The most important things in life require us to learn them again and again.
My youngest child graduates from high school next month, and on the most remarkable field trip I’ve ever heard of, his school – along with 10,000 other people – went to see His Holiness the Dalai Lama in Eugene, Oregon. When I eagerly asked what the Dalai Lama had to say, my 18-year-old offspring answered, “A bunch of monk stuff. I’ve heard it before.”
Son, your mom has heard a bunch of monk stuff before, and she has to re-learn it every day. And your mom’s understanding of her own education is very different than it was at 18.
I’m currently reading the great big book, Infinite Jest by David Foster Wallace. By coincidence (a.k.a. Twitter) I came across an excerpt of Wallace’s commencement speech to the graduating class of Kenyon College in 2005.
Here are some of my favorite sections of his speech. This reminds me to re-learn something important, and to reflect on David Foster Wallace’s own bunch of monk stuff.
“As I’m sure you guys know by now, it is extremely difficult to stay alert and attentive, instead of getting hypnotized by the constant monologue inside your own head (may be happening right now). Twenty years after my own graduation, I have come gradually to understand that the liberal arts cliché about teaching you how to think is actually shorthand for a much deeper, more serious idea: learning how to think really means learning how to exercise some control over how and what you think. It means being conscious and aware enough to choose what you pay attention to and to choose how you construct meaning from experience. Because if you cannot exercise this kind of choice in adult life, you will be totally hosed. Think of the old cliché about quote the mind being an excellent servant but a terrible master…
And the so-called real world will not discourage you from operating on your default settings, because the so-called real world of men and money and power hums merrily along in a pool of fear and anger and frustration and craving and worship of self. Our own present culture has harnessed these forces in ways that have yielded extraordinary wealth and comfort and personal freedom. The freedom all to be lords of our tiny skull-sized kingdoms, alone at the center of all creation…
The really important kind of freedom involves attention and awareness and discipline, and being able truly to care about other people and to sacrifice for them over and over in myriad petty, unsexy ways every day.
That is real freedom.

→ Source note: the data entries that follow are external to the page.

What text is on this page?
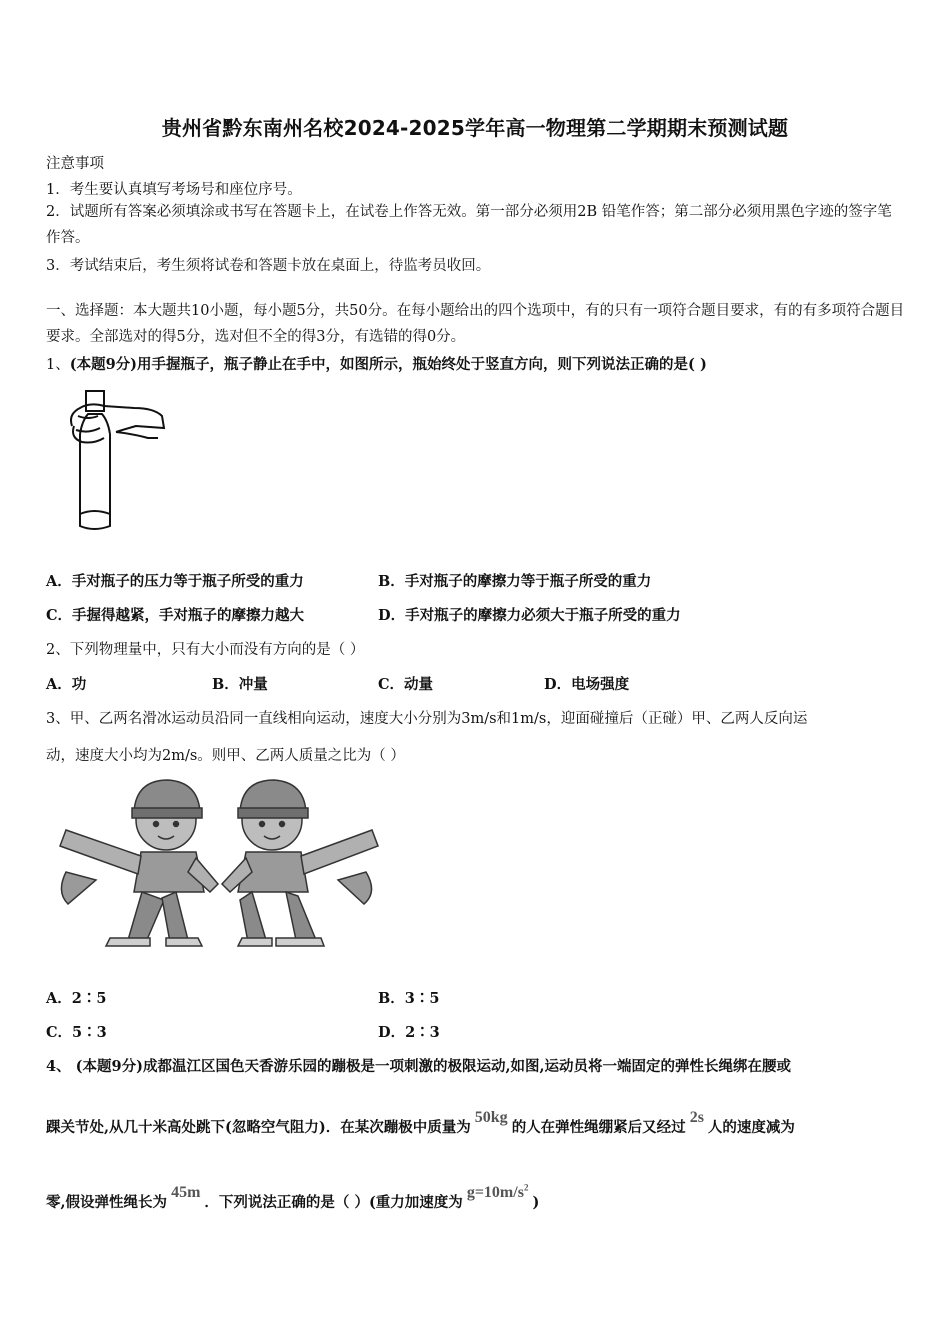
贵州省黔东南州名校2024-2025学年高一物理第二学期期末预测试题
注意事项
1．考生要认真填写考场号和座位序号。
2．试题所有答案必须填涂或书写在答题卡上，在试卷上作答无效。第一部分必须用2B 铅笔作答；第二部分必须用黑色字迹的签字笔作答。
3．考试结束后，考生须将试卷和答题卡放在桌面上，待监考员收回。
一、选择题：本大题共10小题，每小题5分，共50分。在每小题给出的四个选项中，有的只有一项符合题目要求，有的有多项符合题目要求。全部选对的得5分，选对但不全的得3分，有选错的得0分。
1、(本题9分)用手握瓶子，瓶子静止在手中，如图所示，瓶始终处于竖直方向，则下列说法正确的是( )
A．手对瓶子的压力等于瓶子所受的重力	B．手对瓶子的摩擦力等于瓶子所受的重力
C．手握得越紧，手对瓶子的摩擦力越大	D．手对瓶子的摩擦力必须大于瓶子所受的重力
2、下列物理量中，只有大小而没有方向的是（ ）
A．功	B．冲量	C．动量	D．电场强度
3、甲、乙两名滑冰运动员沿同一直线相向运动，速度大小分别为3m/s和1m/s，迎面碰撞后（正碰）甲、乙两人反向运
动，速度大小均为2m/s。则甲、乙两人质量之比为（ ）
A．2∶5	B．3∶5
C．5∶3	D．2∶3
4、 (本题9分)成都温江区国色天香游乐园的蹦极是一项刺激的极限运动,如图,运动员将一端固定的弹性长绳绑在腰或
踝关节处,从几十米高处跳下(忽略空气阻力)．在某次蹦极中质量为50kg的人在弹性绳绷紧后又经过2s人的速度减为
零,假设弹性绳长为45m．下列说法正确的是（ ）(重力加速度为$g=10m/s^2$)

That is being educated, and understanding how to think. The alternative is unconsciousness, the default setting, the rat race, the constant gnawing sense of having had, and lost, some infinite thing…
There are these two young fish swimming along and they happen to meet an older fish swimming the other way, who nods at them and says “Morning, boys. How’s the water?” And the two young fish swim on for a bit, and then eventually one of them looks over at the other and goes “What the hell is water?”
…the real value of a real education, which has almost nothing to do with knowledge, and everything to do with simple awareness; awareness of what is so real and essential, so hidden in plain sight all around us, all the time, that we have to keep reminding ourselves over and over:
“This is water.”
“This is water.”
It is unimaginably hard to do this, to stay conscious and alive in the adult world day in and day out. Which means yet another grand cliché turns out to be true: your education really IS the job of a lifetime.”